Hey, someone stole the fried egg off my trophy! I demand to speak to the tournament organisers. I was made promises about eggs that were not kept. I didn't let some guy throw knives at me for an egg-less trophy. What am I supposed to do with all this bacon I've been keeping warm inside my tiny blue pants now?
"Stuff," it says, and I suppose that yes, there was stuff in this game. No one can argue that this game didn't include stuff.

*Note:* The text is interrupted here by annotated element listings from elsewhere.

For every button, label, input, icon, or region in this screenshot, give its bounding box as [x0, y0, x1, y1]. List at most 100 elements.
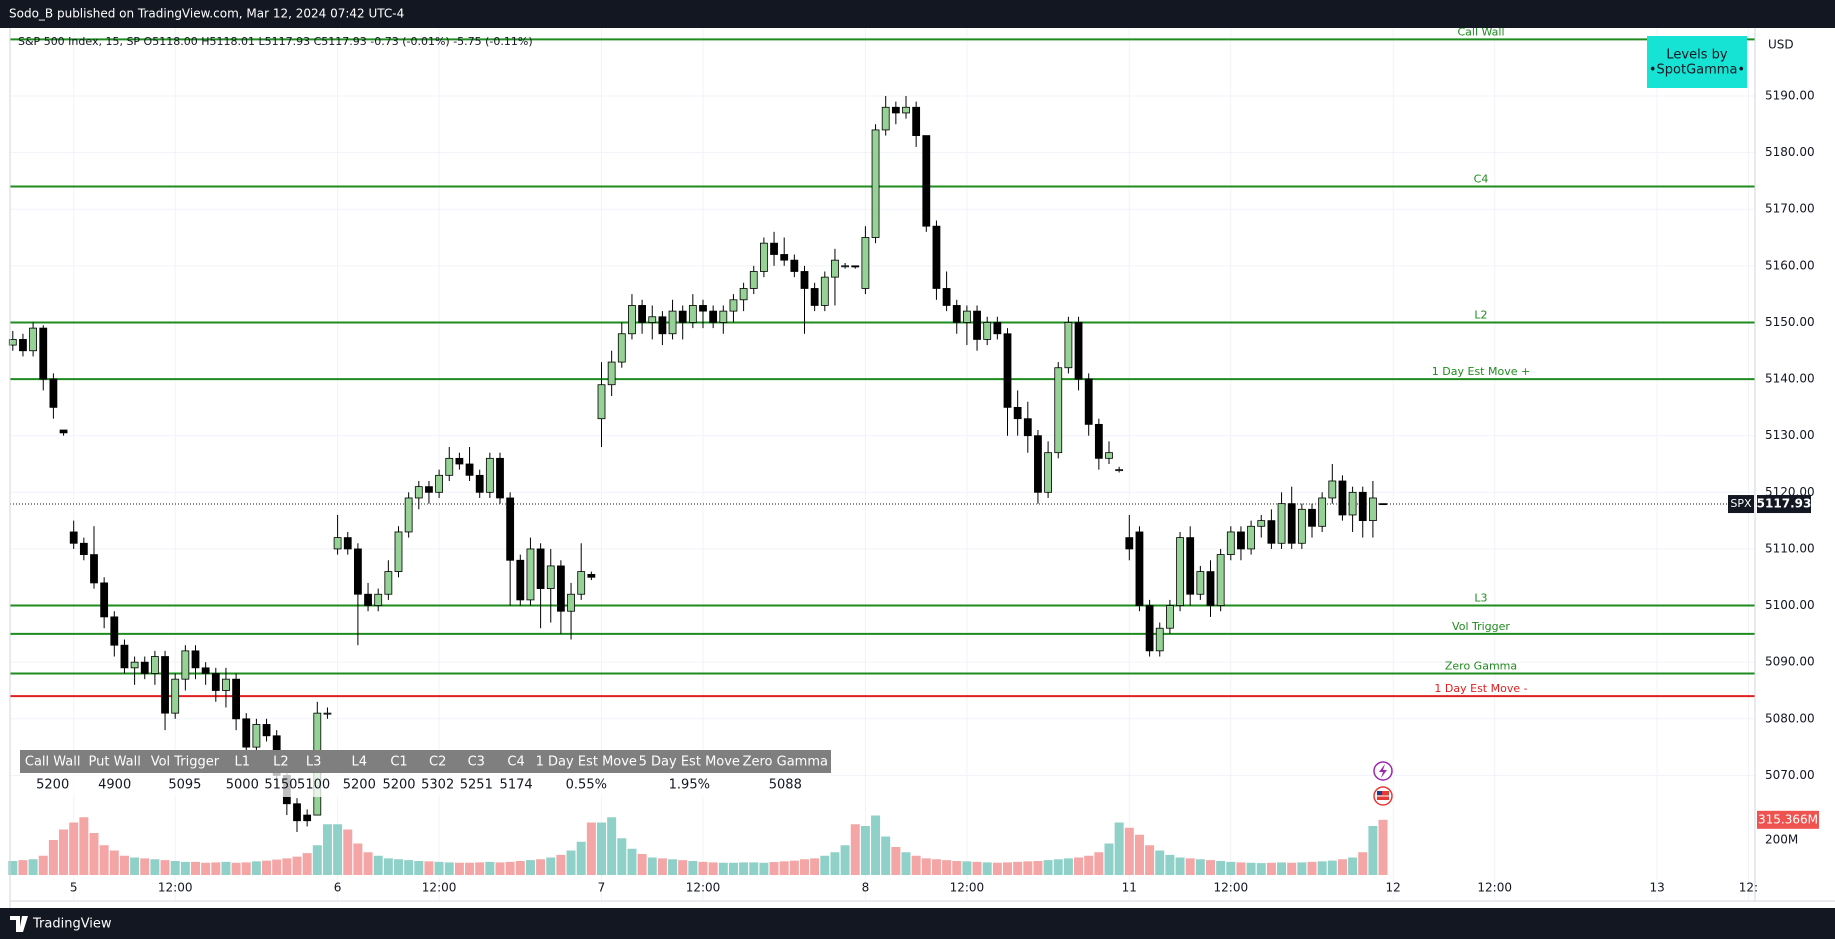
candle-body	[1369, 497, 1377, 522]
volume-bar	[353, 843, 363, 875]
candle-body	[1074, 322, 1083, 380]
candle-body	[993, 322, 1002, 335]
volume-bar	[525, 860, 535, 875]
volume-bar	[170, 861, 180, 875]
volume-bar	[1053, 859, 1063, 875]
candle-body	[739, 288, 748, 301]
volume-bar	[8, 861, 18, 875]
volume-bar	[1134, 834, 1144, 875]
candle-body	[110, 616, 119, 646]
candle-body	[1115, 469, 1124, 472]
volume-bar	[556, 854, 566, 875]
x-tick-label: 13	[1649, 881, 1664, 895]
candle-body	[1226, 531, 1235, 555]
candle-body	[414, 486, 423, 499]
volume-bar	[952, 861, 962, 875]
candle-body	[1125, 537, 1134, 550]
volume-bar	[48, 840, 58, 875]
volume-bar	[109, 850, 119, 875]
volume-bar	[262, 860, 272, 875]
candle-body	[181, 650, 190, 680]
y-tick-label: 5070.00	[1765, 768, 1815, 782]
table-cell: 5000	[226, 778, 259, 793]
volume-bar	[1216, 861, 1226, 875]
y-tick-label: 5140.00	[1765, 372, 1815, 386]
volume-bar	[1277, 862, 1287, 875]
candle-body	[1216, 554, 1225, 606]
table-cell: 5200	[382, 778, 415, 793]
candle-body	[404, 497, 413, 533]
candle-body	[19, 339, 27, 352]
volume-bar	[505, 861, 515, 875]
level-label: L3	[1474, 592, 1487, 605]
volume-bar	[1043, 860, 1053, 875]
price-tag	[1757, 495, 1811, 514]
candle-body	[1064, 322, 1073, 369]
level-label: Zero Gamma	[1445, 660, 1517, 673]
volume-bar	[597, 822, 606, 875]
volume-bar	[1114, 822, 1124, 875]
volume-bar	[860, 826, 870, 875]
volume-bar	[739, 862, 749, 875]
volume-bar	[688, 861, 698, 875]
table-cell: 5200	[343, 778, 376, 793]
candle-body	[1267, 520, 1276, 544]
candle-body	[100, 582, 109, 618]
volume-bar	[921, 858, 931, 875]
candle-body	[1054, 367, 1063, 454]
candle-body	[8, 339, 17, 346]
currency: USD	[1768, 38, 1794, 52]
candle-body	[384, 571, 393, 595]
candle-body	[536, 548, 545, 589]
volume-bar	[1003, 862, 1012, 875]
candle-body	[912, 106, 921, 136]
volume-bar	[759, 862, 769, 875]
y-tick-label: 5130.00	[1765, 428, 1815, 442]
candle-body	[810, 288, 819, 306]
volume-bar	[515, 861, 525, 875]
candle-body	[1013, 406, 1022, 420]
table-cell: 5150	[264, 778, 297, 793]
badge[interactable]	[1647, 36, 1747, 88]
volume-bar	[871, 815, 881, 875]
candle-body	[1003, 333, 1012, 408]
volume-bar	[1337, 859, 1347, 875]
candle-body	[729, 299, 738, 312]
volume-bar	[607, 817, 617, 875]
volume-bar	[211, 862, 221, 875]
candle-body	[770, 242, 778, 255]
candle-body	[120, 644, 129, 669]
volume-bar	[1074, 857, 1084, 875]
candle-body	[881, 106, 890, 131]
volume-bar	[1104, 843, 1114, 875]
volume-bar	[130, 857, 140, 875]
publisher: Sodo_B published on TradingView.com, Mar…	[9, 7, 404, 21]
candle-body	[648, 316, 657, 323]
candle-body	[496, 457, 504, 499]
table-cell: 5100	[297, 778, 330, 793]
x-tick-label: 11	[1122, 881, 1137, 895]
candle-body	[435, 474, 444, 493]
volume-bar	[1378, 819, 1388, 875]
x-tick-label: 12:00	[422, 881, 457, 895]
volume-bar	[150, 859, 160, 875]
volume-bar	[820, 855, 830, 875]
volume-bar	[1175, 857, 1185, 875]
level-label: 1 Day Est Move +	[1432, 365, 1530, 378]
candle-body	[1176, 537, 1184, 606]
badge-line: •SpotGamma•	[1649, 63, 1745, 78]
candle-body	[39, 327, 48, 380]
symbol-label: SPX	[1730, 497, 1752, 510]
volume-bar	[911, 855, 921, 875]
candle-body	[130, 661, 139, 669]
volume-bar	[1297, 862, 1307, 875]
x-tick-label: 7	[598, 881, 606, 895]
candle-body	[790, 259, 799, 272]
volume-bar	[1348, 857, 1358, 875]
y-tick-label: 5150.00	[1765, 315, 1815, 329]
table-header: Call Wall	[25, 755, 81, 770]
candle-body	[638, 305, 646, 323]
table-header: L1	[235, 755, 251, 770]
volume-bar	[454, 862, 464, 875]
candle-body	[262, 724, 271, 737]
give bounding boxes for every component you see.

As Mac walks into the sunset, hungry for eggs, I'm left to reflect on Battlecry. It is a frankly terrible game. The combat is awkward and jerky. All the characters look like hastily-assembled voodoo dolls constructed by someone who only had wet spaghetti available to use as a skeletal structure, and the backgrounds aren't any better. It doesn't work either as a brawler or a one-on-one fighter, and worst of all it's boring... and yet I can't seem to truly hate it.I have no idea why. By all rights I should be telling you to never play or even look at Battlecry, but still there's something about it that prevents me from doing so. Maybe it's a sneaking admiration for the developer's attempts to give Mac a wide range of moves. Maybe I've just played so many awful games that things like Battlecry don't even register any more. Or maybe, just maybe, I can't hate anything where the bad guy calls himself "Devil Ninja" with a straight face.